The rationale for this limitation is that some level of personal enjoyment is inherent in either the meal being consumed or the entertainment being enjoyed, although hardened Leafs or Habs fans may disagree with the latter point.

When it comes to golf, however, the Tax Act is very strict in that both green fees as well as golf club membership dues are simply never deductible, no matter how strong your case may be that the expenses are being incurred to entertain clients or customers and generate income.

This harsh treatment of golf is no mere accident and can be traced back nearly 40 years to the major tax-reform proposals of 1972.

This was a conscious decision made by Parliament in which it was felt that the direct business purpose associated with certain expenses, such as golf, was “accessory or subordinate to the recreational and personal nature of the … golf activity,” as the Department of Finance remarked in a 1996 roundtable discussion.

According to Finance, the limitation on the deductibility of golf is “designed to ensure that businesses assume their fair share of the tax burden and to prevent ordinary taxpayers from subsidizing the deduction by businesses of entertainment expenses that are altogether discretionary.”

The deductibility of golf expenses, however, is only one side of the coin. On the other is the taxable benefit associated with a corporately paid golf membership.
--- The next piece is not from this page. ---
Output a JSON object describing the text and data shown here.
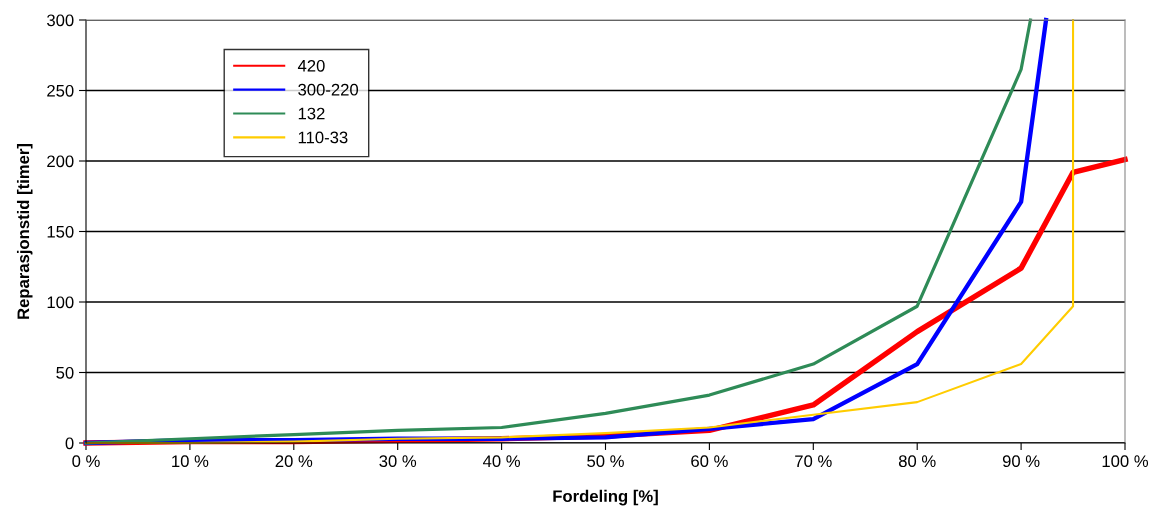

In the past number of years, at least two tax cases challenged this point.

The first involved Duncan Gillis, who was successful in convincing a Tax Court judge that the taxable benefit he was assessed in respect of a corporate golf membership should be substantially reduced since the corporation received a significant business advantage, which ultimately led to increased sales, through its purchase of the golf membership.

The second case concerned Henry Rachfalowski, an insurance executive who was assessed by the Canada Revenue Agency for the value of a golf club membership notwithstanding that he “hated golf, could not golf and did not golf.” When the company offered him the membership, Mr. Rachfalowski even tried to refuse it and requested the cash equivalent, which his company refused. As a result, former Chief Justice Bowman found there to be no personal taxable benefit associated with the membership.